AOS ELEITOS DEUS OS PREDESTINA EM FUNÇÃO DE SUA MISERICÓRDIA; AOS RÉPROBOS, EM FUNÇÃO DE SUA JUSTIÇA

Portanto, alguns acusam a Deus, falsa e mui perversamente, de justiça parcial, porque em sua predestinação não conserva para com todos o mesmo teor. Se, dizem eles, Deus vê a todos como culpados, então que puna a todos de igual modo; se são inocentes, então que afaste de todos o rigor de seu juízo. Com efeito, agem com ele exatamente como se sua misericórdia fosse interditada, ou, enquanto a quer usar, é totalmente compelido a renunciar ao juízo. Que é que estão insistentemente a exigir? Se todos são culpados, que todos juntamente paguem a mesma pena. Admitimos a culpa geral, mas afirmamos que a alguns a misericórdia divina os socorre. Então socorra, insistem, a todos. Ressalvamos, porém, que é justo que o Juiz se mostre justo punindo. Enquanto não admitem tal coisa, que mais pretendem senão ou despojar a Deus da capacidade de exercer misericórdia, ou ao menos permiti-la com esta condição: que ele abdique inteiramente ao juízo? Portanto, estas afirmações de Agostinho350 se enquadram mui esplendidamente: “Uma vez que, no primeiro homem, toda a massa do gênero humano caiu na condenação, os vasos que desta massa são feitos para honra são vasos não de justiça pessoal, mas da misericórdia de Deus.
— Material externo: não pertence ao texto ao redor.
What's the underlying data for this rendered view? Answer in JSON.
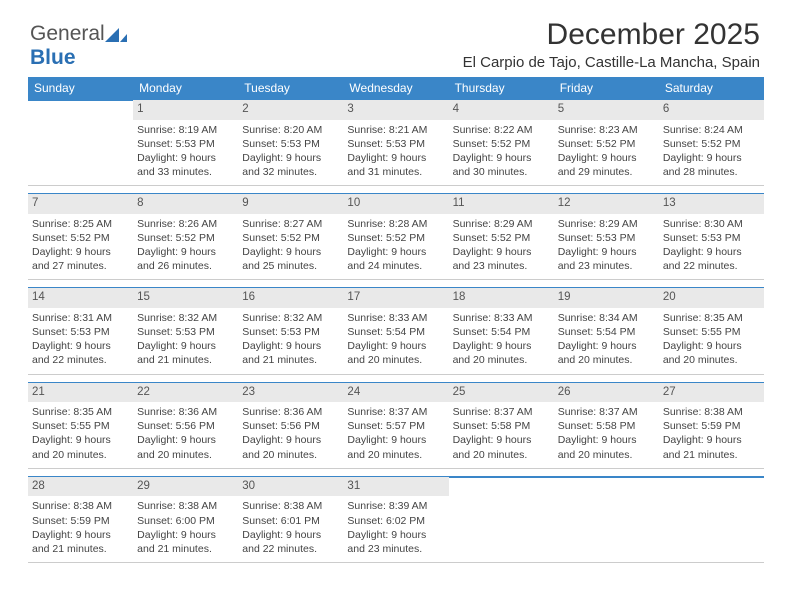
{
  "logo": {
    "text1": "General",
    "text2": "Blue"
  },
  "header": {
    "title": "December 2025",
    "subtitle": "El Carpio de Tajo, Castille-La Mancha, Spain"
  },
  "colors": {
    "header_bg": "#3a86c8",
    "header_fg": "#ffffff",
    "daynum_bg": "#e9e9e9",
    "body_fg": "#444444"
  },
  "days_of_week": [
    "Sunday",
    "Monday",
    "Tuesday",
    "Wednesday",
    "Thursday",
    "Friday",
    "Saturday"
  ],
  "weeks": [
    [
      null,
      {
        "n": "1",
        "sr": "8:19 AM",
        "ss": "5:53 PM",
        "dl": "9 hours and 33 minutes."
      },
      {
        "n": "2",
        "sr": "8:20 AM",
        "ss": "5:53 PM",
        "dl": "9 hours and 32 minutes."
      },
      {
        "n": "3",
        "sr": "8:21 AM",
        "ss": "5:53 PM",
        "dl": "9 hours and 31 minutes."
      },
      {
        "n": "4",
        "sr": "8:22 AM",
        "ss": "5:52 PM",
        "dl": "9 hours and 30 minutes."
      },
      {
        "n": "5",
        "sr": "8:23 AM",
        "ss": "5:52 PM",
        "dl": "9 hours and 29 minutes."
      },
      {
        "n": "6",
        "sr": "8:24 AM",
        "ss": "5:52 PM",
        "dl": "9 hours and 28 minutes."
      }
    ],
    [
      {
        "n": "7",
        "sr": "8:25 AM",
        "ss": "5:52 PM",
        "dl": "9 hours and 27 minutes."
      },
      {
        "n": "8",
        "sr": "8:26 AM",
        "ss": "5:52 PM",
        "dl": "9 hours and 26 minutes."
      },
      {
        "n": "9",
        "sr": "8:27 AM",
        "ss": "5:52 PM",
        "dl": "9 hours and 25 minutes."
      },
      {
        "n": "10",
        "sr": "8:28 AM",
        "ss": "5:52 PM",
        "dl": "9 hours and 24 minutes."
      },
      {
        "n": "11",
        "sr": "8:29 AM",
        "ss": "5:52 PM",
        "dl": "9 hours and 23 minutes."
      },
      {
        "n": "12",
        "sr": "8:29 AM",
        "ss": "5:53 PM",
        "dl": "9 hours and 23 minutes."
      },
      {
        "n": "13",
        "sr": "8:30 AM",
        "ss": "5:53 PM",
        "dl": "9 hours and 22 minutes."
      }
    ],
    [
      {
        "n": "14",
        "sr": "8:31 AM",
        "ss": "5:53 PM",
        "dl": "9 hours and 22 minutes."
      },
      {
        "n": "15",
        "sr": "8:32 AM",
        "ss": "5:53 PM",
        "dl": "9 hours and 21 minutes."
      },
      {
        "n": "16",
        "sr": "8:32 AM",
        "ss": "5:53 PM",
        "dl": "9 hours and 21 minutes."
      },
      {
        "n": "17",
        "sr": "8:33 AM",
        "ss": "5:54 PM",
        "dl": "9 hours and 20 minutes."
      },
      {
        "n": "18",
        "sr": "8:33 AM",
        "ss": "5:54 PM",
        "dl": "9 hours and 20 minutes."
      },
      {
        "n": "19",
        "sr": "8:34 AM",
        "ss": "5:54 PM",
        "dl": "9 hours and 20 minutes."
      },
      {
        "n": "20",
        "sr": "8:35 AM",
        "ss": "5:55 PM",
        "dl": "9 hours and 20 minutes."
      }
    ],
    [
      {
        "n": "21",
        "sr": "8:35 AM",
        "ss": "5:55 PM",
        "dl": "9 hours and 20 minutes."
      },
      {
        "n": "22",
        "sr": "8:36 AM",
        "ss": "5:56 PM",
        "dl": "9 hours and 20 minutes."
      },
      {
        "n": "23",
        "sr": "8:36 AM",
        "ss": "5:56 PM",
        "dl": "9 hours and 20 minutes."
      },
      {
        "n": "24",
        "sr": "8:37 AM",
        "ss": "5:57 PM",
        "dl": "9 hours and 20 minutes."
      },
      {
        "n": "25",
        "sr": "8:37 AM",
        "ss": "5:58 PM",
        "dl": "9 hours and 20 minutes."
      },
      {
        "n": "26",
        "sr": "8:37 AM",
        "ss": "5:58 PM",
        "dl": "9 hours and 20 minutes."
      },
      {
        "n": "27",
        "sr": "8:38 AM",
        "ss": "5:59 PM",
        "dl": "9 hours and 21 minutes."
      }
    ],
    [
      {
        "n": "28",
        "sr": "8:38 AM",
        "ss": "5:59 PM",
        "dl": "9 hours and 21 minutes."
      },
      {
        "n": "29",
        "sr": "8:38 AM",
        "ss": "6:00 PM",
        "dl": "9 hours and 21 minutes."
      },
      {
        "n": "30",
        "sr": "8:38 AM",
        "ss": "6:01 PM",
        "dl": "9 hours and 22 minutes."
      },
      {
        "n": "31",
        "sr": "8:39 AM",
        "ss": "6:02 PM",
        "dl": "9 hours and 23 minutes."
      },
      null,
      null,
      null
    ]
  ],
  "labels": {
    "sunrise": "Sunrise:",
    "sunset": "Sunset:",
    "daylight": "Daylight:"
  }
}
Que outros, porém, sejam feitos para desonra, isso deve ser lançado à conta não da iniqüidade, mas do juízo etc.” “Porque Deus dá em paga a pena devida àqueles a quem rejeita, àqueles a quem chama prodigaliza graça imerecida, está liberado de toda acusação, à semelhança do credor em cujo poder está perdoar a um sua dívida, e exigi-la de outro.”351 Portanto, o Senhor pode também dar graça àqueles a quem bem quiser, porque é misericordioso; não dar a todos, porque é Juiz justo. Dando a alguns o que não merecem, manifesta sua graça gratuita; não dando a todos, declara o que todos merecem.”352 Quando, pois, Paulo escreve que “Deus encerrou tudo debaixo do pecado, para que de tudo tenha misericórdia” [Rm 11.32], deve-se ao mesmo tempo acrescentar que a ninguém é devedor, “porquanto ninguém lhe deu primeiro, para que exija de volta o pagamento” [Rm 11.35].